Client: Changing the Way We Care, global
Location: Guatemala, Kenya, Moldova
The challenge
Changing the Way We Care is a global initiative to address care reform worldwide. The moving parts are many—demonstration projects in Kenya, Guatemala, and Moldova; synergistic partnerships in India and Haiti; regional and international policy/advocacy engagement; and behind-the-scenes backbone support to several existing coalitions and collaborations. They are unabashedly about systems transformation and aware of the complexity of their undertaking and role(s). As a result, Outcome Harvesting was selected as a primary piece of their MEL strategy. Three years into the first five years of funding, they needed to check in with themselves, their database of outcomes, and reorient toward what is on the horizon.
What we did
Picture Impact worked with three of their core teams – we hosted two workshops with each team – to involve them in a review and synthesis process that would be useful for their upcoming decisions and grounding in the evidence for what they are accomplishing. We picked up their beautiful database of over 100 outcomes and completed steps 4 – 6 of Outcome Harvesting—substantiation, analysis, and supporting use. Interviews, google forms, secondary analysis of 80 documents, and staff workshops came together to paint a picture of their work, its place, and the opportunities ahead.
The results
Through the data synthesis process, their outcomes were substantiated, increasing confidence in understanding their contribution to systems change. Specifically, the outcomes analysis confirmed an existing theory of change, which could then be used for identifying places to strengthen.

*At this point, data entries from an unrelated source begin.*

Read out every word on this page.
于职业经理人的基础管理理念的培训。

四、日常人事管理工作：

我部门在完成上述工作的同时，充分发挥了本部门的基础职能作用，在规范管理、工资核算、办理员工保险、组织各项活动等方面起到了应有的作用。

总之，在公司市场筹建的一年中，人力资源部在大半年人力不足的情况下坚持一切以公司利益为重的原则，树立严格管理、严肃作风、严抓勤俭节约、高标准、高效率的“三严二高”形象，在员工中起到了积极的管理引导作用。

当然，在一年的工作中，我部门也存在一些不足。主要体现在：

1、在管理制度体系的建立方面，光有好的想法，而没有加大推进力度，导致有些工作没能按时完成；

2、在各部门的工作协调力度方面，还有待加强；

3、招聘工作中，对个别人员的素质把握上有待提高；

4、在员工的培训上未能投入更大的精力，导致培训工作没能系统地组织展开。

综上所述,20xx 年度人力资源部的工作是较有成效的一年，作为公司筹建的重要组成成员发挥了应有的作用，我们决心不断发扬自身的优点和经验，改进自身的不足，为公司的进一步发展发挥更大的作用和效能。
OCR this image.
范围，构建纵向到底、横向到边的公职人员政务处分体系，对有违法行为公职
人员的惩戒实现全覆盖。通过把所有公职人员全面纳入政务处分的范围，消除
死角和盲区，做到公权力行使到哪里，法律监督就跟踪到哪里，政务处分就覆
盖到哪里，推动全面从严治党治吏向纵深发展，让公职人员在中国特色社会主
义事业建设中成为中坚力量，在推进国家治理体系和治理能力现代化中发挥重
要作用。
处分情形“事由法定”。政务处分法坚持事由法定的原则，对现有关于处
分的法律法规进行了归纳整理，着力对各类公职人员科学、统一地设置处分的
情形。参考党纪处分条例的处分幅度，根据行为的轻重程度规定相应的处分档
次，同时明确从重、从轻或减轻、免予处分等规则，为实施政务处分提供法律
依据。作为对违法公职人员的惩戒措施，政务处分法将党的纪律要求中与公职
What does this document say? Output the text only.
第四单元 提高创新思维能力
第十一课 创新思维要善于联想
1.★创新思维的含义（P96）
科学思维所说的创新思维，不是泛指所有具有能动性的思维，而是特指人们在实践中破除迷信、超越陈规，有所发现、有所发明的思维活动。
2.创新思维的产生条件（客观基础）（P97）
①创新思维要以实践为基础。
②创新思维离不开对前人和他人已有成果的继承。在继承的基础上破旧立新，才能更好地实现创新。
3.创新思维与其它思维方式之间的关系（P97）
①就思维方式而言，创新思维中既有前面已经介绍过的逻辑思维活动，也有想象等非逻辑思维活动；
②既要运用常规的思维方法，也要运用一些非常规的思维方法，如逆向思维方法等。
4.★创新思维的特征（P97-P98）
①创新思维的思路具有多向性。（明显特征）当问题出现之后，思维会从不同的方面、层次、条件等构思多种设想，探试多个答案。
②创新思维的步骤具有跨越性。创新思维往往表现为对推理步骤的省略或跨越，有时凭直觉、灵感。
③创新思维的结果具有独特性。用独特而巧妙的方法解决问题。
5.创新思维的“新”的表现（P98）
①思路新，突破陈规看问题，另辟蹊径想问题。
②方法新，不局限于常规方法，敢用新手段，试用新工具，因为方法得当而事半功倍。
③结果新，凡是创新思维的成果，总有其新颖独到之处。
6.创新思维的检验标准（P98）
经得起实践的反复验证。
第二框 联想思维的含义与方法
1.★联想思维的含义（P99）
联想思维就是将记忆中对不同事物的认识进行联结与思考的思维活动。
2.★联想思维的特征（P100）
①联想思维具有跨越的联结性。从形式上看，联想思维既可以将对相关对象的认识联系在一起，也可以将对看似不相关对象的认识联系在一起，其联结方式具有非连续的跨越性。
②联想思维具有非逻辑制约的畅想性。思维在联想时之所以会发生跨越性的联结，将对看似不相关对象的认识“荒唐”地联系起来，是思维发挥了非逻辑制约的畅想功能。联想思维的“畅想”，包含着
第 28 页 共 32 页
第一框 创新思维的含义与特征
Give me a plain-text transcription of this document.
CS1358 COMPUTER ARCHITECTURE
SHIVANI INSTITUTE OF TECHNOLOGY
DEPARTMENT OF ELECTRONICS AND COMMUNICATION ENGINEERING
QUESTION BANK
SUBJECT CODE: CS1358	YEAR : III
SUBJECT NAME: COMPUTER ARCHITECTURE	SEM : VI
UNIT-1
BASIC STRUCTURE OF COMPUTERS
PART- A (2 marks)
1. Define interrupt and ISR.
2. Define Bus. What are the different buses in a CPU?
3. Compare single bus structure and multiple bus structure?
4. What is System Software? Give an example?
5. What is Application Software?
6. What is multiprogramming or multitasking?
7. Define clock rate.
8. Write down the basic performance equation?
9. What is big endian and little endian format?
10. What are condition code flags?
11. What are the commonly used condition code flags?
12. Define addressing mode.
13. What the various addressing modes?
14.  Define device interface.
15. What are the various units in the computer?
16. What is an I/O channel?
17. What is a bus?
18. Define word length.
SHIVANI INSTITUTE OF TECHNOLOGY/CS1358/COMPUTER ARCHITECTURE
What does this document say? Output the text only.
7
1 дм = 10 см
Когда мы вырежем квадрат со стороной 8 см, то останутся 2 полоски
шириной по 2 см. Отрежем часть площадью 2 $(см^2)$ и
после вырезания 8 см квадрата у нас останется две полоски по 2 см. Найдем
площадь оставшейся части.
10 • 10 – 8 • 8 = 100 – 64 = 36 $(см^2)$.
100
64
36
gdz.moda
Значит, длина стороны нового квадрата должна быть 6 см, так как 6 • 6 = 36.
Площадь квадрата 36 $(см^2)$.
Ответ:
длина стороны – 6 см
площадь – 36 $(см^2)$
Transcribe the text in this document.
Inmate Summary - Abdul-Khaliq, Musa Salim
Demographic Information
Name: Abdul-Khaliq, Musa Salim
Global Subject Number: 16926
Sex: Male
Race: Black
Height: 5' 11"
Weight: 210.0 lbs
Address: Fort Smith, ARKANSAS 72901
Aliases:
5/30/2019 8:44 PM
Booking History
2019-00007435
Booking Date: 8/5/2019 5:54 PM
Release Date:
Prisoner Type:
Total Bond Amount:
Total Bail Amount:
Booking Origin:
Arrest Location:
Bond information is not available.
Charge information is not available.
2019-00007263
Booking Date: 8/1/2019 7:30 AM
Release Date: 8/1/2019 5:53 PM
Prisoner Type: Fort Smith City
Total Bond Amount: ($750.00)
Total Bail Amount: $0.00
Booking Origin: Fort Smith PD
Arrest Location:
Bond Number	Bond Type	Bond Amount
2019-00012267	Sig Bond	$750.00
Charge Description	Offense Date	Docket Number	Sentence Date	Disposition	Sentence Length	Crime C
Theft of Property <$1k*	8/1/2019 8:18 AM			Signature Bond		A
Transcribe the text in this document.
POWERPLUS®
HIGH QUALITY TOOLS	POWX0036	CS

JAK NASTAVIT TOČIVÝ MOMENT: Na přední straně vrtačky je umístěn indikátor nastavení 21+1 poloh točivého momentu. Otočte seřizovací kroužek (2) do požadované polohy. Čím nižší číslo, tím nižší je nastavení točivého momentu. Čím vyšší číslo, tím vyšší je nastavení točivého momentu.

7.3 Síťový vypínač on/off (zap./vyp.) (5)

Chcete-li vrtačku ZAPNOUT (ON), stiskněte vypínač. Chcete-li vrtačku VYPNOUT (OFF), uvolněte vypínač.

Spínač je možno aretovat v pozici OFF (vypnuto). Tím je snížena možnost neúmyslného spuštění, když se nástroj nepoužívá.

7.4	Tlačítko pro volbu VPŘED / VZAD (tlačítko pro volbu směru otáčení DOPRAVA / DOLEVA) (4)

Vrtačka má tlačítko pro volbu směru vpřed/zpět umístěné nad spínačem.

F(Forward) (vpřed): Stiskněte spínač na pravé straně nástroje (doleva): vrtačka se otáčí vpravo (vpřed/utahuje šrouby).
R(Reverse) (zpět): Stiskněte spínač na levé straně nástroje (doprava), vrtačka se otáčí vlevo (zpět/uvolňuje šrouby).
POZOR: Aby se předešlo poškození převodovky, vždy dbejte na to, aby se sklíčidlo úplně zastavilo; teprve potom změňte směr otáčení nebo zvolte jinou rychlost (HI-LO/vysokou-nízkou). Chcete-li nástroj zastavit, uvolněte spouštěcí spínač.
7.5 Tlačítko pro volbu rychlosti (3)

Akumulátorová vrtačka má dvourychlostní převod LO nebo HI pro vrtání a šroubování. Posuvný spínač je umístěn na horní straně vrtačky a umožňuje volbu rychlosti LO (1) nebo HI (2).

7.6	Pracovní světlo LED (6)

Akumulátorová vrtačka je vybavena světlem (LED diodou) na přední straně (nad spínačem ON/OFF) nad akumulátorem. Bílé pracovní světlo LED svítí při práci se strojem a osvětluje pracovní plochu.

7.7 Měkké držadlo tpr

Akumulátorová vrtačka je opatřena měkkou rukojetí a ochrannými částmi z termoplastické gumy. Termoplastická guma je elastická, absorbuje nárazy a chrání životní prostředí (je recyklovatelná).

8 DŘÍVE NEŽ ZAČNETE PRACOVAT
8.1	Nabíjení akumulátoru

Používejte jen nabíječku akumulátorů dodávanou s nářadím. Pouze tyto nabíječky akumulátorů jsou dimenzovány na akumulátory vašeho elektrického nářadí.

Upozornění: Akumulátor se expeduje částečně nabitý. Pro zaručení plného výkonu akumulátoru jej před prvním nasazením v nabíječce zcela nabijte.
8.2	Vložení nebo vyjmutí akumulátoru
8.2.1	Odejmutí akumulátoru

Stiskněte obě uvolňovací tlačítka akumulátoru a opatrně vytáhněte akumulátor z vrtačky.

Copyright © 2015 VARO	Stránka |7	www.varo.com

Overall, we produced a suite of reports with key themes and top recommendations supporting their design-build process—reports were not a typical research/ evaluative layout. The overall initiative received a top 10 document with a clear discussion of topics and implied potential action. Each of the core teams (Kenya, Guatemala, and Internal Learning & Engagement) also received the same. Additionally, we first presented results to multiple stakeholders for validation and deeper discussion. The audience could also ask questions of nuance and clarity before receiving report formats of the same content.
“That was all so well received, and you could really see it resonating with people. I am delighted! It was perfectly pitched for that audience.”